While I've been immersing myself in all things Dracula this fall, I thought I'd take a look at a historical account, and picked out Who Was Dracula? by Jim Steinmeyer. It's a good subject--who were the real influences behind Bram Stoker's fictional character--but unfortunately this book is poorly written, unfocused, and not very well argued.

I thought the book would give me a lot of information about Vlad Tepes, the Impaler, who gave Stoker the name Dracula. But there is not that much about him. Instead it is sort of a biography of Stoker and some fairly fanciful notions of other inspirations for the character, including, of all people, Walt Whitman and Oscar Wilde. The last thing I expected in reading this book was to get an abbreviated biography of Wilde and his imprisonment for indecent behavior.

The core of the book is Stoker and his relationship with the actor Henry Irving. Stoker, for almost thirty years, was Stoker's right hand man and manager of the Lyceum Theater. Stoker was a critic in Dublin and sought out Irving's friendship. Many believe that Irving was a basis for Dracula, but after reading Steinmeyer's book I get the sense that Stoker may have created Dracula as a possible character for Irving to play (though Irving hated it). Irving was not a nice man, and treated some people horribly, but there's nothing her to indicate that he was a bad boss for Stoker.

The chapters on Whitman and Wilde are less convincing, and I don't know if Steinmeyer really believes it, though he does write: "I believe that the most important elements of Dracula were inspired by four people: poet Walt Whitman's bold carnality; author Oscar Wilde's corrupting immorality; actor Henry Irving's haunted characterse, and murderer Jack the Ripper's mysterious horrors." I'll buy the Ripper's influence, has Stoker began work on Dracula two years after those Whitechapel horrors, but I'm less convinced about the rest.

Despite the dubious arguments, there are some interesting nuggets here regarding the writing, especially concerning the connections to Vlad the Impaler. "Researchers have speculated that Stoker's knowledge of Transylvania came from Arminius Vambery, a Jewish-born adventurer from Hungary...Vambery would have been familiar with the traditions, languages, and landscape of Transylvania." We are also told "Stoker was never aware of more than the name and several historical facts. He had not read of the voivode's career or his reputation." Note though this is all second-hand information.

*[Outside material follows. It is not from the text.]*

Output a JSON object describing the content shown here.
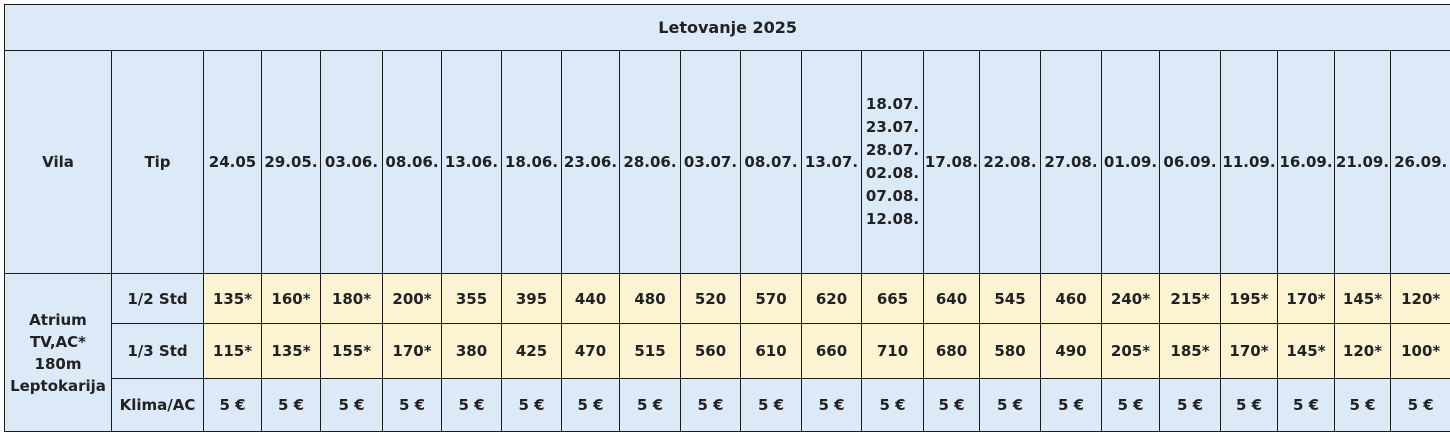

I don't think there's anything here that can't be found in other books, and that there's no original research here. Furthermore, the writing is often clunky. Consider this sentence: "His namesake, Abraham Senior, was twenty years older than his wife, a civil servant who worked a monotonous job in the parliamentary section of Dublin Castle." This makes it sound like the wife is the civil servant. We get her name in the next sentence, which makes the whole passage scream for an editor, as does the whole book, which is aimless and highly speculative.

I'm sure Dracula fans can find many better books about Stoker, Vlad, and the whole shebang.